The judicial dilemma is to balance the rights of the individual to have his “day in Court” with the pressure to assure that justice for all is administered in a timely and expeditious manner by keeping judicial calendars moving and trying to urge disputing parties to utilize alternative methods of conflict resolution, To further complicate the task, as a result of a series of revisions of codes of judicial oversight and the evolution of commissions on judicial conduct during recent decades, trial court judges are charged with balancing their judicial demeanor with the requirement that they maintain decorum within the courtroom. When confronted by the behavior of a vexatious litigant, who behaves in a manner signifying that they are an exception to the usual rules of the Court, balancing judicial demeanor with courtroom decorum can present a formidable judicial challenge.

Two instances of where this complex dynamic can strain the litigation management skills of even the most experienced judge include civil cases brought by vexatious litigants and the emotionally charged disputes, including custody matters,  that are brought before a Family Court. In the former instance, as already mentioned, the litigant vehemently resists normal judicial suggestion and even the requirement that they engage in good faith in a process of alternative conflict resolution. Such efforts are perceived by these litigants as a threat to sustaining the ongoing litigation process which, as described above, for the vexatious litigant is an end unto itself. In the latter instance, custody battles and parental misconduct allegations are often presented in the service of punishing the other party. In the extreme, it is not unknown in family court for even a spousal batterer to attempt to highjack the Court proceedings as a way to continue their domination and victimization of their abused spouse.

[1] Vexatious litigation is legal action which is brought, regardless of its merits, solely to harass or subdue an adversary. It may take the form of a primary frivolous lawsuit or may be the repetitive, burdensome, and unwarranted filing of meritless motions in a matter which is otherwise a meritorious cause of action. It is considered an abuse of the judicial process and almost always brings down sanctions on the offender.

[2] Under California law (Code of Civil Procedure, section 391(b)) a vexatious litigant is someone in at least one of the following categories:

1. In the immediately preceding seven-year period has commenced, prosecuted, or maintained in propria persona at least five litigations other than in a small claims court that have been (i) finally determined adversely to the person or (ii) unjustifiably permitted to remain pending at least two years without having been brought to trial or hearing.

2. After a litigation has been finally determined against the person, (he or she) repeatedly relitigates or attempts to relitigate, in propria persona, either (i) the validity of the determination against the same defendant or defendants as to whom the litigation was finally determined or (ii) the cause of action, claim, controversy, or any of the issues of fact or law, determined or concluded by the final determination against the same defendant or defendants as to whom the litigation was finally determined.

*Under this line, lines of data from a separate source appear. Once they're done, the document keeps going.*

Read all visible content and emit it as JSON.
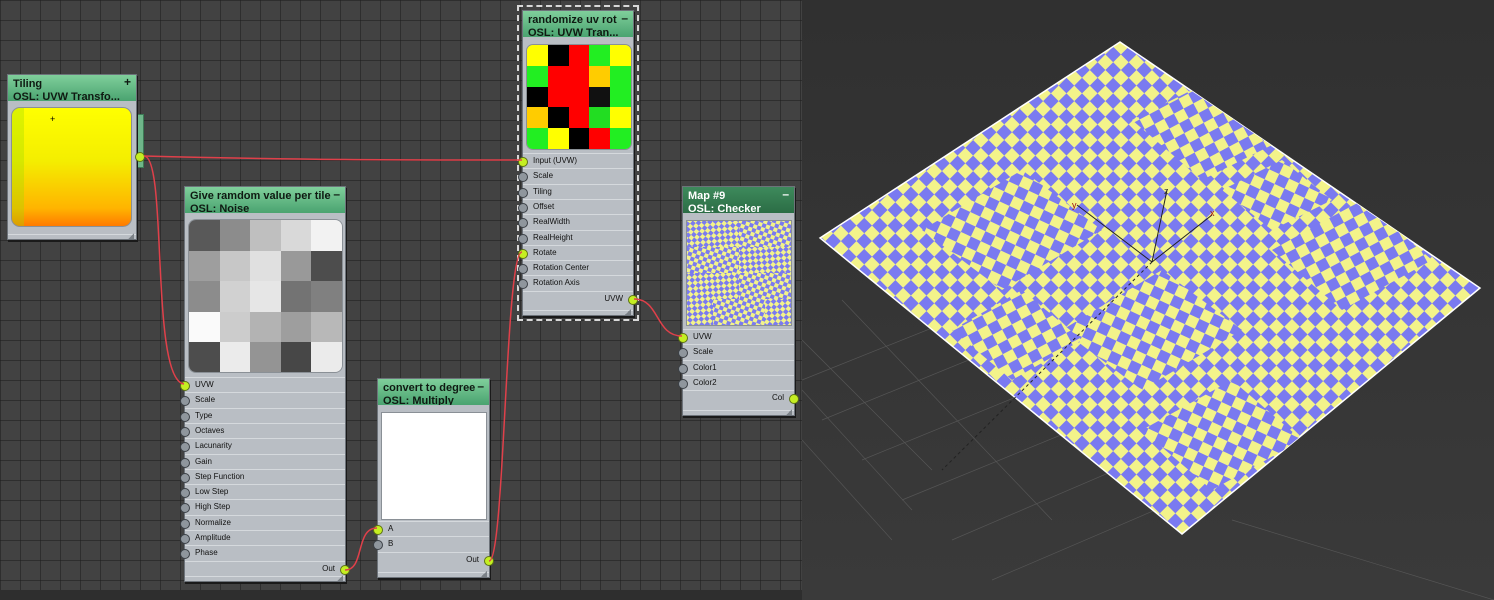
{
  "graph": {
    "nodes": [
      {
        "id": "tiling",
        "title": "Tiling",
        "subtitle": "OSL:  UVW Transfo...",
        "button": "+"
      },
      {
        "id": "noise",
        "title": "Give ramdom value per tile",
        "subtitle": "OSL: Noise",
        "button": "–",
        "ports": [
          "UVW",
          "Scale",
          "Type",
          "Octaves",
          "Lacunarity",
          "Gain",
          "Step Function",
          "Low Step",
          "High Step",
          "Normalize",
          "Amplitude",
          "Phase"
        ],
        "output": "Out"
      },
      {
        "id": "multiply",
        "title": "convert to degree",
        "subtitle": "OSL: Multiply",
        "button": "–",
        "ports": [
          "A",
          "B"
        ],
        "output": "Out"
      },
      {
        "id": "rot",
        "title": "randomize uv rot",
        "subtitle": "OSL:  UVW Tran...",
        "button": "–",
        "ports": [
          "Input (UVW)",
          "Scale",
          "Tiling",
          "Offset",
          "RealWidth",
          "RealHeight",
          "Rotate",
          "Rotation Center",
          "Rotation Axis"
        ],
        "output": "UVW"
      },
      {
        "id": "checker",
        "title": "Map #9",
        "subtitle": "OSL: Checker",
        "button": "–",
        "ports": [
          "UVW",
          "Scale",
          "Color1",
          "Color2"
        ],
        "output": "Col"
      }
    ]
  },
  "colors": {
    "header_green": "#5fb883",
    "port_connected": "#c5ee22",
    "wire": "#e0404a",
    "checker_a": "#f3f38a",
    "checker_b": "#7a7af0"
  }
}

3. In any litigation while acting in propria persona, repeatedly files unmeritorious motions, pleadings, or other papers, conducts unnecessary discovery, or engages in other tactics that are frivolous or solely intended to cause unnecessary delay.

4. Has previously been declared to be a vexatious litigant by any state or federal court of record in any action or proceeding based upon the same or substantially similar facts, transaction, or occurrence.